Hostile Work Environment – What is Hostile Work Environment?

The hostile environment in the workplace refers to any work setting where there is undue pressure, intimidating behavior, or physical or verbal abuse directed at another individual. In the United States, the term “hostile work environment” exists if one’s conduct in a workplace creates an uncomfortable or unsafe working environment for another individual, because of illegal discrimination. A hostile work environment is usually unlawful and constitutes severe or detrimental interference with another individual’s work performance, enjoyment, or dignity. If a company is found guilty of creating a hostile or uncomfortable working environment, the court can require them to correct the behavior or pay monetary damages. Under U.S. labor laws, an employee can bring a private lawsuit against the employer, if they are subjected to race, gender, age, national origin, or any other category protected by federal or state law. In most cases, private lawsuits must be brought by an employee within a three-year employment relationship.

 

Sexual harassment

Hostile environments often occur in the office environment but can also occur in the school or even in the hospital.
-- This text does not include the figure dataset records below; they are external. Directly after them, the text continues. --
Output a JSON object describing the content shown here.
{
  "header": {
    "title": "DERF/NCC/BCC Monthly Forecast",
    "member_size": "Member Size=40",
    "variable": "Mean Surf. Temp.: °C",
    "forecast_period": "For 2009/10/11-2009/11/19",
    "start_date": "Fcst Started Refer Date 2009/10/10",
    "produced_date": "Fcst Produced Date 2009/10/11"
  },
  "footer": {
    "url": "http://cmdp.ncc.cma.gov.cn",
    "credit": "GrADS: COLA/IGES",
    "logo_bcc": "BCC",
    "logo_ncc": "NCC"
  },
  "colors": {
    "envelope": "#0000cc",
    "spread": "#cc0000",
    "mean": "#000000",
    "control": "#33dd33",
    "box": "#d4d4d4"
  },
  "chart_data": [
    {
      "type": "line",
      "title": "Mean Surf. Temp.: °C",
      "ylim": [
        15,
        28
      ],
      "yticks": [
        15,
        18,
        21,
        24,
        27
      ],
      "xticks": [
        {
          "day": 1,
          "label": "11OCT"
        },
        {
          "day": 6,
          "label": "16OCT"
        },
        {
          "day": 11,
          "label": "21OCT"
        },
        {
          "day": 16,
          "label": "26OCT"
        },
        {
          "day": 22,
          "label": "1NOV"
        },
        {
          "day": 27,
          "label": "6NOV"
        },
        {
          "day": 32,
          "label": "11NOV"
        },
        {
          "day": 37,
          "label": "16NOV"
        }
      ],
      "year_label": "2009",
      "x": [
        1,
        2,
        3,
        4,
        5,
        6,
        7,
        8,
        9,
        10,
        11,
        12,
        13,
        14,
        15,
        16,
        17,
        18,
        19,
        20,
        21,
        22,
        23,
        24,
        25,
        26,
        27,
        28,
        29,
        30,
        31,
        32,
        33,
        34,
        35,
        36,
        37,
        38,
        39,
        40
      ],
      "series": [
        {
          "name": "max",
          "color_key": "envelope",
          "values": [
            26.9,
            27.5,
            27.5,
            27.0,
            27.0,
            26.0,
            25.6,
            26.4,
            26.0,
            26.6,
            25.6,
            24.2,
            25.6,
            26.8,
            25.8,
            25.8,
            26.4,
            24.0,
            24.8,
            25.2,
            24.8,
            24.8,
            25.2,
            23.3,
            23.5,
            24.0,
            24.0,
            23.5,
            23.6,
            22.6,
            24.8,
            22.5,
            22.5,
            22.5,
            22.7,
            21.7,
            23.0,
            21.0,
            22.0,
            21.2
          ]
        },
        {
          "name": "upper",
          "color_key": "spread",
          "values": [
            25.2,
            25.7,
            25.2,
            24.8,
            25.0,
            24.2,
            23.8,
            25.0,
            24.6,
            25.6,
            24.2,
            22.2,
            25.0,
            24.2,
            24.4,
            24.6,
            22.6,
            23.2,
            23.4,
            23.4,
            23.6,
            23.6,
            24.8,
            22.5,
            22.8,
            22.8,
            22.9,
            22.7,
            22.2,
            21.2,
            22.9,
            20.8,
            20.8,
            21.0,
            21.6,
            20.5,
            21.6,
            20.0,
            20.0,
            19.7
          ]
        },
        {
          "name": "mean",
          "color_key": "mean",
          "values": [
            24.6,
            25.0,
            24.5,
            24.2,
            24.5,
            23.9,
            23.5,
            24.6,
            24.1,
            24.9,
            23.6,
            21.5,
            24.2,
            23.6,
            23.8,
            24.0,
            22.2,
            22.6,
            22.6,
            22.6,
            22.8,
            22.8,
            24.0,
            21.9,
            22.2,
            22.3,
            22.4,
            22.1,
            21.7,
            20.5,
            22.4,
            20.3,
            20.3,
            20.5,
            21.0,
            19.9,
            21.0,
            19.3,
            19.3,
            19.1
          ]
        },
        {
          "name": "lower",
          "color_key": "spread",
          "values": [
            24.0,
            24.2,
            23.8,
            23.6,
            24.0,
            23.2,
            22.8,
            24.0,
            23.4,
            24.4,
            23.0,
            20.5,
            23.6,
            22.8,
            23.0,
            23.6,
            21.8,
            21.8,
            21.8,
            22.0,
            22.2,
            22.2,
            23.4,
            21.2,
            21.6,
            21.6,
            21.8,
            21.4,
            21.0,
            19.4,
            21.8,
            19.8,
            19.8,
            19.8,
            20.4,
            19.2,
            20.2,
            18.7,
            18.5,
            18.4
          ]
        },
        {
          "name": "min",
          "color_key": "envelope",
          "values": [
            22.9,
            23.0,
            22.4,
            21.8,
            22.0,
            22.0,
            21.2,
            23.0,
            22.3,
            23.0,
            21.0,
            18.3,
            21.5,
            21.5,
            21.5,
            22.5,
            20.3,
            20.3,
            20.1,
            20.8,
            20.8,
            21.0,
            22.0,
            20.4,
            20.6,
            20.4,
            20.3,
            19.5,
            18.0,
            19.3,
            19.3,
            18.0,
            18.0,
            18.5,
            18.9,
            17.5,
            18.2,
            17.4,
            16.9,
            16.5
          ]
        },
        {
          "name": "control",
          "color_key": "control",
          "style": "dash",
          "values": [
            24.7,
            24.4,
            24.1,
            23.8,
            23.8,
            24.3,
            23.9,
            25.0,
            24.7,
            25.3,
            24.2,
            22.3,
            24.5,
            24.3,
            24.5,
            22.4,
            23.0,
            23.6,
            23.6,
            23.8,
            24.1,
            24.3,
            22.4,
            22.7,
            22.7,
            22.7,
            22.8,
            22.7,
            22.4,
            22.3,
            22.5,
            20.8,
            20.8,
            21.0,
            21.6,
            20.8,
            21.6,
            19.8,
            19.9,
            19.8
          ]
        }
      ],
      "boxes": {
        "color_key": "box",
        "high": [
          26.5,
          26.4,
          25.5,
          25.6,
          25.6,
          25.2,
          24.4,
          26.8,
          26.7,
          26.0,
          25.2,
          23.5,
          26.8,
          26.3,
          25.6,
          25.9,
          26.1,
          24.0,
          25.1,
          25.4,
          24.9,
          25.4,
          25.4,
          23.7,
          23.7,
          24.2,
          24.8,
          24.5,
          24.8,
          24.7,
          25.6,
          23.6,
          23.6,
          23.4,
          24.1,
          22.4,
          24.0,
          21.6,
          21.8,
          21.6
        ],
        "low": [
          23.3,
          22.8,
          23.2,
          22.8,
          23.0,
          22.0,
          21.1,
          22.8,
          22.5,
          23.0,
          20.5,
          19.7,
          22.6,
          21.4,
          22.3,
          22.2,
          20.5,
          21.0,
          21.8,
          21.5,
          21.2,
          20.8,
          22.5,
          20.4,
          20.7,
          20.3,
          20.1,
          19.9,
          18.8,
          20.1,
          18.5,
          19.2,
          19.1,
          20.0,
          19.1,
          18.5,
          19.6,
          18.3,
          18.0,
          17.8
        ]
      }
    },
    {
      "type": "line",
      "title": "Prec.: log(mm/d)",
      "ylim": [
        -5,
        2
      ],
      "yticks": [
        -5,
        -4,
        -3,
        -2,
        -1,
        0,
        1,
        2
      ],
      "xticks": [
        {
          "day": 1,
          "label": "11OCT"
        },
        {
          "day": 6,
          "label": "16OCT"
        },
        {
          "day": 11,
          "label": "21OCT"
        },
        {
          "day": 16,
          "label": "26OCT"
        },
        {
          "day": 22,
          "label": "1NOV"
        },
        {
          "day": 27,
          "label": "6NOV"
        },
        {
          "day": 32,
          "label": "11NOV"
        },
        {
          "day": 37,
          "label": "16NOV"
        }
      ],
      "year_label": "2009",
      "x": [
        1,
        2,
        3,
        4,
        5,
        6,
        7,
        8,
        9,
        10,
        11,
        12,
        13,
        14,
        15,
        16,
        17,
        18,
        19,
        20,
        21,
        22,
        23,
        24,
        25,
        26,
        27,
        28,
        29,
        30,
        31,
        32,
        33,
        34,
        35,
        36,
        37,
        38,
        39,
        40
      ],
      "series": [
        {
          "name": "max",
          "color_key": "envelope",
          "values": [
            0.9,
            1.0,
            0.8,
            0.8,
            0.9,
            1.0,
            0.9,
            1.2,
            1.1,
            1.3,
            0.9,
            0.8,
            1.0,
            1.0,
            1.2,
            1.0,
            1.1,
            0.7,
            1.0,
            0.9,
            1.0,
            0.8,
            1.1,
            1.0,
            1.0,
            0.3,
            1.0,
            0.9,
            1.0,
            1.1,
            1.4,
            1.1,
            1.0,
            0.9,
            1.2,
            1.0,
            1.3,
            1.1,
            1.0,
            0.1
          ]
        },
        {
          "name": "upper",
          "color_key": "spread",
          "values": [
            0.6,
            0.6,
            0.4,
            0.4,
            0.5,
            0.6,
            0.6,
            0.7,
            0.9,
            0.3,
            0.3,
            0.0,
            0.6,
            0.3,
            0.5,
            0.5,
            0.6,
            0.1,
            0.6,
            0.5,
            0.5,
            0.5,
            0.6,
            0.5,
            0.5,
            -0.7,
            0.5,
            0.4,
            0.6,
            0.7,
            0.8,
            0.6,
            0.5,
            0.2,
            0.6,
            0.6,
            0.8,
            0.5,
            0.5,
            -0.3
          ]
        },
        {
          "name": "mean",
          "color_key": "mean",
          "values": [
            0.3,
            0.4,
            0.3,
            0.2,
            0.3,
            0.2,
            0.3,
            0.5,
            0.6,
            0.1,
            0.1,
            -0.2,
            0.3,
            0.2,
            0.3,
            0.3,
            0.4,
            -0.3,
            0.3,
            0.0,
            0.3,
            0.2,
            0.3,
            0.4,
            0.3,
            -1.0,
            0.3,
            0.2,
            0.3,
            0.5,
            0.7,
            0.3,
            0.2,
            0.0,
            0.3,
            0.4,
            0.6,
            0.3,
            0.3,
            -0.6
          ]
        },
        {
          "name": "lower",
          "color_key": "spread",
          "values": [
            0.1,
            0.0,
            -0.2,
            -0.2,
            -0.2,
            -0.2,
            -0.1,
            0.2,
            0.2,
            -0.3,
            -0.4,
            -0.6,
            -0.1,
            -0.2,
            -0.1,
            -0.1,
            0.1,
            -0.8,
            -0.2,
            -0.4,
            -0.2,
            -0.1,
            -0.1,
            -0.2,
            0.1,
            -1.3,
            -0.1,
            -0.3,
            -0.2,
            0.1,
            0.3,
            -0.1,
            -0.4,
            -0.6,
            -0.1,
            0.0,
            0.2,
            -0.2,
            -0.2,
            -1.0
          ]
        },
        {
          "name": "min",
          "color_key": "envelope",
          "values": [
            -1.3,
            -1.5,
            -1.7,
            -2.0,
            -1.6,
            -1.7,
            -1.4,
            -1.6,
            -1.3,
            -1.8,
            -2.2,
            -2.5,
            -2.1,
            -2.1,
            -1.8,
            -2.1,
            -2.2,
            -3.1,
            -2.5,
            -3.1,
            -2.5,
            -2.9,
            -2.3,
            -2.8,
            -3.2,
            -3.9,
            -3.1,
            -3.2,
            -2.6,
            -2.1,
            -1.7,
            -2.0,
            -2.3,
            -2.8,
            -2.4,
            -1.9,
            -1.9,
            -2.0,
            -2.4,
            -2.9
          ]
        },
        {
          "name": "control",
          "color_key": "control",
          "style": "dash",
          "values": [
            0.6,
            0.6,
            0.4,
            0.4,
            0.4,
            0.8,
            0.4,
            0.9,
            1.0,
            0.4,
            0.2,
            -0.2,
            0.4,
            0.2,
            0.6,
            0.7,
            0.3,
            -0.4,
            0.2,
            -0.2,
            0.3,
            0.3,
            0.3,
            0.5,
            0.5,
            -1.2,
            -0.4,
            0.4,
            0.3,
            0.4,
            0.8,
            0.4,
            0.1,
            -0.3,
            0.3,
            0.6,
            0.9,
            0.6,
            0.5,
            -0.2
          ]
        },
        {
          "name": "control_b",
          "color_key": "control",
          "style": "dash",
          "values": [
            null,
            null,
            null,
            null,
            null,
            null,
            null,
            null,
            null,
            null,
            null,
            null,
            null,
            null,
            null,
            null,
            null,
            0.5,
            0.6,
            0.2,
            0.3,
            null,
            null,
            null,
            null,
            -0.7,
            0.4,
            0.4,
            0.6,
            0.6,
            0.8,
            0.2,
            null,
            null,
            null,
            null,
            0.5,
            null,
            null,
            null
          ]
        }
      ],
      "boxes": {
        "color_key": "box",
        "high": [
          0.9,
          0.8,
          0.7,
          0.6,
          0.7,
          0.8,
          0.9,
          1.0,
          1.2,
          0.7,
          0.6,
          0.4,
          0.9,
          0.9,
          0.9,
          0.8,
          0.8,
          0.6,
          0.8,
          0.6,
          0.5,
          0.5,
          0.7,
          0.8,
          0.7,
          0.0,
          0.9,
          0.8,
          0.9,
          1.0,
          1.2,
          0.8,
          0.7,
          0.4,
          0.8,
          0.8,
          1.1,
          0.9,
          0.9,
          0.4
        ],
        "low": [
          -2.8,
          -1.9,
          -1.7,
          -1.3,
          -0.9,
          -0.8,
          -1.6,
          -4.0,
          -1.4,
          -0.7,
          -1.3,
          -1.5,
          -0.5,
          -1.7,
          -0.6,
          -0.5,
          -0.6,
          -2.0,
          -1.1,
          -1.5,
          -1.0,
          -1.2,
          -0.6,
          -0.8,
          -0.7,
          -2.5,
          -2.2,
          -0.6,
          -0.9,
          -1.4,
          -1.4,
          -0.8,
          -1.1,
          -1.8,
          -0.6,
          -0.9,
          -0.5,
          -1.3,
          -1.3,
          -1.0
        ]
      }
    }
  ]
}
Sexual harassment occurs when a status of a sexual nature is used either in the workplace or otherwise in a public or private environment. For example, if employees are asked to refer to another employee by using suggestive language or to participate in a sexual act, this could constitute harassment. Harassment can include offensive comments about a person’s gender, physical appearance, religion, or race. However, the court may not allow a claim of sexual harassment based solely on the result of being asked to perform a task that does not relate to the person’s ability to do a job.

 

unfairly discriminated

There are many gray areas in the definition of a hostile work environment. In most instances, if an individual feels that they have been unfairly discriminated against, they can file a claim with the U.S. Equal Employment Opportunity Commission or EEOC. To begin filing a claim, the victim should document all incidents of social media harassment and any information that may be relevant. The more accurate and detailed the documentation, the better chance one has of success. This documentation will help to paint a clear picture of what occurred so that appropriate action can be taken by the company or employer.

 

unlawful harassment

Many employers try to argue that they cannot be held responsible for something that someone else might consider to be offensive conduct because that conduct would be considered a “personal” issue. However, courts have repeatedly rejected that argument, especially when a victim decides to sue the company for illegal harassment. If the employer cannot reasonably excuse themselves from responsibility for their actions, they must be held financially responsible for any action resulting from their employee’s status as a victim of unlawful harassment. In the case of Benny Boyd Auto Group, the victims brought a lawsuit after being subjected to offensive conduct in the workplace.

the EEOC

The EEOC decided that the defendants could be held financially responsible for statements that they made about one of their employees (a female supervisor) and their sexual orientation. While the defendants did not admit to making the statements in any way, the court found that they continued to make statements about the victim after they were aware that they were unlawful harassment. For example, the company’s owner had told another employee that he thought it was funny when the latter said that he enjoyed making advances on women. This statement was the basis for the victim making a complaint that resulted in the EEOC putting the company under a national microscope and forcing it to change its policy prohibiting discrimination due to sexual orientation.

 

Unfortunately, companies often use their discretion to avoid addressing offensive conduct, even if they are aware that it is unlawful. In the case of Bait Shop Baitwall, the company avoided addressing reports of its owner’s harassment of employees by pointing out that he worked for an agency rather than a brick-and-mortar business. However, to hold a company accountable for its actions, it is vital to show that there was a hostile work environment and that the company was aware of the hostile environment at the time that they took the action that they did.